TERPSICHORE'S FIRE
EPILOGUE
Yesterday all my troubles seemed so far away
Now it looks as though they're here to stay
Oh, I believe in yesterday
Suddenly, I'm not half the man I used to be
There's a shadow hanging over me
Oh, yesterday came suddenly
Why she had to go I don't know
She wouldn't say
I said something wrong now I long for yesterday
Yesterday love was such an easy game to play
Now I need a place to hide away
Oh, I believe in yesterday
John Lennon and Paul McCartney of the Beatles
Into my heart an air that kills
From yon far country blows
What are those blue remembered hills?
What spires, which farms are those?
That is the land of lost content
I see it shining plain
The happy highways where I went
And cannot come again
From "A Shropshire Lad" by Alfred Edward Housman
The night had fallen, and I have reached the end of my story. It was a long dark deep night brought on by a feeling of total emptiness with cold bleak winds of desolation blowing through my soul. No greater disappointment have I ever felt in my life, neither before nor since. I feel so sad when I think about what could have been; the life I had, the life I wanted, the life I lost. Whether I liked it or not, it was the end of an era, the world moved on and forgot about Nikki Vince. A generation of teenagers and twenty-somethings have long since grown old and most probably forgotten what they saw, what they were witness to, and what once awed them; a dancing prodigy like no other. But I never have. I know I never will. With the passage of time the years have turned to decades and the decades into a new century, and she exists now only as a memory in my mind. But I wish to make it known that there really was a real life Dancing Queen once, long ago and in a different time and place. The memory of her lingers on in my heart like a glowing ember in a fire that just won't quite go out. She remains my Shangri-La, my Camelot, my Eldorado, my Blue Remembered Hills, my lost city of Atlantis, but most of all; my Paradise Lost.

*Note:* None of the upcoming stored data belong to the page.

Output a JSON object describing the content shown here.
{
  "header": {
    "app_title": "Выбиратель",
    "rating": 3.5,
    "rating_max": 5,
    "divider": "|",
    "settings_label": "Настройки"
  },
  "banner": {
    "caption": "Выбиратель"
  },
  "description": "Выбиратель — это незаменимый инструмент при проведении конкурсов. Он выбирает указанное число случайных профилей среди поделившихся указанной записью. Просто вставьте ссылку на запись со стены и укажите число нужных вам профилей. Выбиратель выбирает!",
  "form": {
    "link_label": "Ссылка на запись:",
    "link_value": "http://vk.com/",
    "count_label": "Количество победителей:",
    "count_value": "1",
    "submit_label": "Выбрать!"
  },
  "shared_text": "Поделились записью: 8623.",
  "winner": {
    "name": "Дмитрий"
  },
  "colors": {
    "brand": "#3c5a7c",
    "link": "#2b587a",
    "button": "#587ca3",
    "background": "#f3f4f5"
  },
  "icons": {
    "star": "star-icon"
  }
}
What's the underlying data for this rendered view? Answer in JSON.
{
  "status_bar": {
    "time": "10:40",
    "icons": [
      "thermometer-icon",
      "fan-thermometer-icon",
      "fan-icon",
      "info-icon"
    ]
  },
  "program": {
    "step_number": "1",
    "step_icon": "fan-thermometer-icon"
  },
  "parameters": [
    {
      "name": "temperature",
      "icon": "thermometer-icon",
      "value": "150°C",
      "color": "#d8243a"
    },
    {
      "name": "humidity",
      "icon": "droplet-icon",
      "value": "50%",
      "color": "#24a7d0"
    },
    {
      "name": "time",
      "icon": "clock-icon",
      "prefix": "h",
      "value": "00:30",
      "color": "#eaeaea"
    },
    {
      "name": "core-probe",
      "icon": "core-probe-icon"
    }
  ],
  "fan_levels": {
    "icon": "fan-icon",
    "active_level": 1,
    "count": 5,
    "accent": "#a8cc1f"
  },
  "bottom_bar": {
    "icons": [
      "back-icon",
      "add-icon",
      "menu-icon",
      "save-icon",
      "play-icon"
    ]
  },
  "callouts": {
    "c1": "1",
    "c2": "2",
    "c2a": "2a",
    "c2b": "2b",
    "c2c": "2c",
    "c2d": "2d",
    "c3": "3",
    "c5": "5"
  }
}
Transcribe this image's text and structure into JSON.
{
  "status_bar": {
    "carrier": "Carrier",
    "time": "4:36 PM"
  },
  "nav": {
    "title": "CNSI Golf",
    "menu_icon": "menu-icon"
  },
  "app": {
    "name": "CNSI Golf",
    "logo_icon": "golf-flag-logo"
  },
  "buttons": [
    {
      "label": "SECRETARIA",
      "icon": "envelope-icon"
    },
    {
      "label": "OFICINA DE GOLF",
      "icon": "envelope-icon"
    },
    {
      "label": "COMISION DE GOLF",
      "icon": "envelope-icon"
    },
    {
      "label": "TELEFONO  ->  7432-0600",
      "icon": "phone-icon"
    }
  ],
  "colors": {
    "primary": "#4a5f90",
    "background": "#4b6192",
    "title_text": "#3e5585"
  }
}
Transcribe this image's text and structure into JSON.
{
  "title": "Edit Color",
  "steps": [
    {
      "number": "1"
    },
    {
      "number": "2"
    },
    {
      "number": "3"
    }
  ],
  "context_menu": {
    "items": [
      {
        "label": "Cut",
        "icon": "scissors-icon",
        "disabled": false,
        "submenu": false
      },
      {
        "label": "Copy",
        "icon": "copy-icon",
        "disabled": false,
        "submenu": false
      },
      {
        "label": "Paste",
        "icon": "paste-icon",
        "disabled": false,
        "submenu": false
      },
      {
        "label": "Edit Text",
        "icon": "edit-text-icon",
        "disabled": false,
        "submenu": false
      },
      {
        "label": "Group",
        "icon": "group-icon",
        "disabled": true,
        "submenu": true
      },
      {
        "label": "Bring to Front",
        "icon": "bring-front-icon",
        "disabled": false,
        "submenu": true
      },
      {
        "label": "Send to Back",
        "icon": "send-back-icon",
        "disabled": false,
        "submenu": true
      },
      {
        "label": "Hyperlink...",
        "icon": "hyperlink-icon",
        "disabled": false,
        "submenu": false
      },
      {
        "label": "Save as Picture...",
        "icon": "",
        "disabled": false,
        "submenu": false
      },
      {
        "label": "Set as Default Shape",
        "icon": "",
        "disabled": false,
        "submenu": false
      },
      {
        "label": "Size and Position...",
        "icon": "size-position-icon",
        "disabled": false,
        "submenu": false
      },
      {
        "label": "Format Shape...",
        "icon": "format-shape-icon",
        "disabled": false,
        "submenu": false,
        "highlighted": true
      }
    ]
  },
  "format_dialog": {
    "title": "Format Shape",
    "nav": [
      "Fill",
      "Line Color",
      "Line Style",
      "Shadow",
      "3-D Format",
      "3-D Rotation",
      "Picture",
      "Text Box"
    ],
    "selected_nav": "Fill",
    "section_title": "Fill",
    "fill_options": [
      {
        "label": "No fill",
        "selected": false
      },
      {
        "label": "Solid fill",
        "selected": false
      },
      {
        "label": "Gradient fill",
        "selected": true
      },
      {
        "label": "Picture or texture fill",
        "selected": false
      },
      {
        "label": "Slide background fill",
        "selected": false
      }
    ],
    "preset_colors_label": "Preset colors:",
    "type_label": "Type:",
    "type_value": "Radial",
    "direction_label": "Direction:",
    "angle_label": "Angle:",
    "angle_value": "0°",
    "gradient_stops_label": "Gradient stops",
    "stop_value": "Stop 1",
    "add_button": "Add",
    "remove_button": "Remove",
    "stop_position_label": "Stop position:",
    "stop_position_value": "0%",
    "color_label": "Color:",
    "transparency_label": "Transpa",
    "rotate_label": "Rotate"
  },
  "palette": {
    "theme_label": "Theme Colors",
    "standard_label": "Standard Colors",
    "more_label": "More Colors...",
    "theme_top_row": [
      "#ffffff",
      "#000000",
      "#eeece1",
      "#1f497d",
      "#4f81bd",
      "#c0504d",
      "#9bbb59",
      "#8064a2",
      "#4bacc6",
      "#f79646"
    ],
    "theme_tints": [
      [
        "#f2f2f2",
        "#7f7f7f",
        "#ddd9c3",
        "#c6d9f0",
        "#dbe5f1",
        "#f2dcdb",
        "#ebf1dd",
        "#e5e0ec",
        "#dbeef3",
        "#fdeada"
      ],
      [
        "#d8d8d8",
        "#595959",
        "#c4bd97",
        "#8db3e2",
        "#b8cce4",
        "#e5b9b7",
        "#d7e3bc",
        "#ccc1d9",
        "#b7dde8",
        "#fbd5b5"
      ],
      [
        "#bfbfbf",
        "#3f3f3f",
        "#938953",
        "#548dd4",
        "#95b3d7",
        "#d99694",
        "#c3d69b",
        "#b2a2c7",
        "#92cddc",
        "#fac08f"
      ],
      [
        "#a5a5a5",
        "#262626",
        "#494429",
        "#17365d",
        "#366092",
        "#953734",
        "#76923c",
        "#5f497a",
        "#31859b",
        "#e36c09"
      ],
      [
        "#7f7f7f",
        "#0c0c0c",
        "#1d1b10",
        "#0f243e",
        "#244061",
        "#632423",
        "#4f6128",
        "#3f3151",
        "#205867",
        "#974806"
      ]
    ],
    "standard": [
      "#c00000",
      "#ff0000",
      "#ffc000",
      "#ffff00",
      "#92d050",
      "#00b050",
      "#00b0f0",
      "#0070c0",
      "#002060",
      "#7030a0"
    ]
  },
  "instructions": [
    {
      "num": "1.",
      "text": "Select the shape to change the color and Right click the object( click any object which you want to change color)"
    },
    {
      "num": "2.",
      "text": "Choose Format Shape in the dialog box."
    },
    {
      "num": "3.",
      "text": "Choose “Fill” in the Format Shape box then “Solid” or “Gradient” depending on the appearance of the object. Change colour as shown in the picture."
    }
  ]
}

Could such a thing ever happen again? It seems very unlikely. Was it all just a fluke? Or was it providence? If so, then what was its' purpose and meaning? It is said that everyone has their day, their once-in-a-lifetime experience, so I guess that this was mine. When I get to heaven this obsession is the first matter I intend to raise with the Man upstairs; and I intend to tell Him that there is still some place, some part of a distant dance floor somewhere that is forever ours.